退職金を前もって損金化する賢い方法
― 確定給付企業年金の導入で安定と節税を両立!
社員の将来に備える「退職金制度」。
実は、これを上手に設計することで、会社の節税と人材定着の両方を叶えることができます。
その鍵となるのが「確定給付企業年金(DB:Defined Benefit Plan)」です。
福利厚生の強化だけでなく、損金算入による節税効果も大きい注目の制度です。
☆確定給付企業年金とは?
確定給付企業年金とは、「将来支給する年金額(または退職金額)」をあらかじめ約束し、その給付原資を会社が毎年拠出する制度です。

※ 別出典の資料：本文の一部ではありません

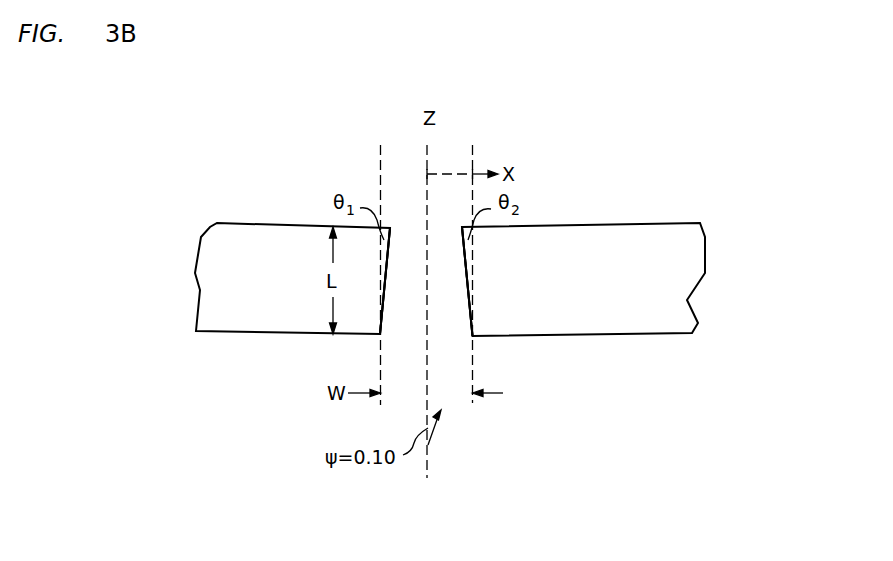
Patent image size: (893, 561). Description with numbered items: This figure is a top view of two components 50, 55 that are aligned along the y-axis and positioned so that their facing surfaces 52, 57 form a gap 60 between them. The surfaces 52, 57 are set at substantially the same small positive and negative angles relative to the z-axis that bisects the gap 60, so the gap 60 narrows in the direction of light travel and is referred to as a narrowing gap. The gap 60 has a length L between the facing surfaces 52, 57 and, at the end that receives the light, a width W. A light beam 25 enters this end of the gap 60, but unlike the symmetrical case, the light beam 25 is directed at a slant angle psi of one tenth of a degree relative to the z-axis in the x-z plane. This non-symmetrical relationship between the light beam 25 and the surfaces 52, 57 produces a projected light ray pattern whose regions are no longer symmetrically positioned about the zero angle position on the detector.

簡単に言えば、「会社が社員のために積み立て、退職時に安定した給付を保証する仕組み」です。
社員にとっては老後の安心、会社にとっては節税効果のある将来準備金―まさにWin-Winの制度です。
☆節税の仕組み
確定給付企業年金の最大の特徴は、会社が拠出する掛金を全額損金算入できる点です。
たとえば、毎年500万円を年金資産として拠出した場合、この500万円は当期の経費として計上され、課税所得を減らすことができます。
法人税率を30%とすれば、年間150万円の節税効果です。
しかも、掛金は「退職金の事前積立金」として扱われるため、将来の大きな退職金支払いに備えて資金を平準化できるという経営上のメリットもあります。
☆企業年金のタイプと導入の流れ
確定給付企業年金には主に2タイプがあります。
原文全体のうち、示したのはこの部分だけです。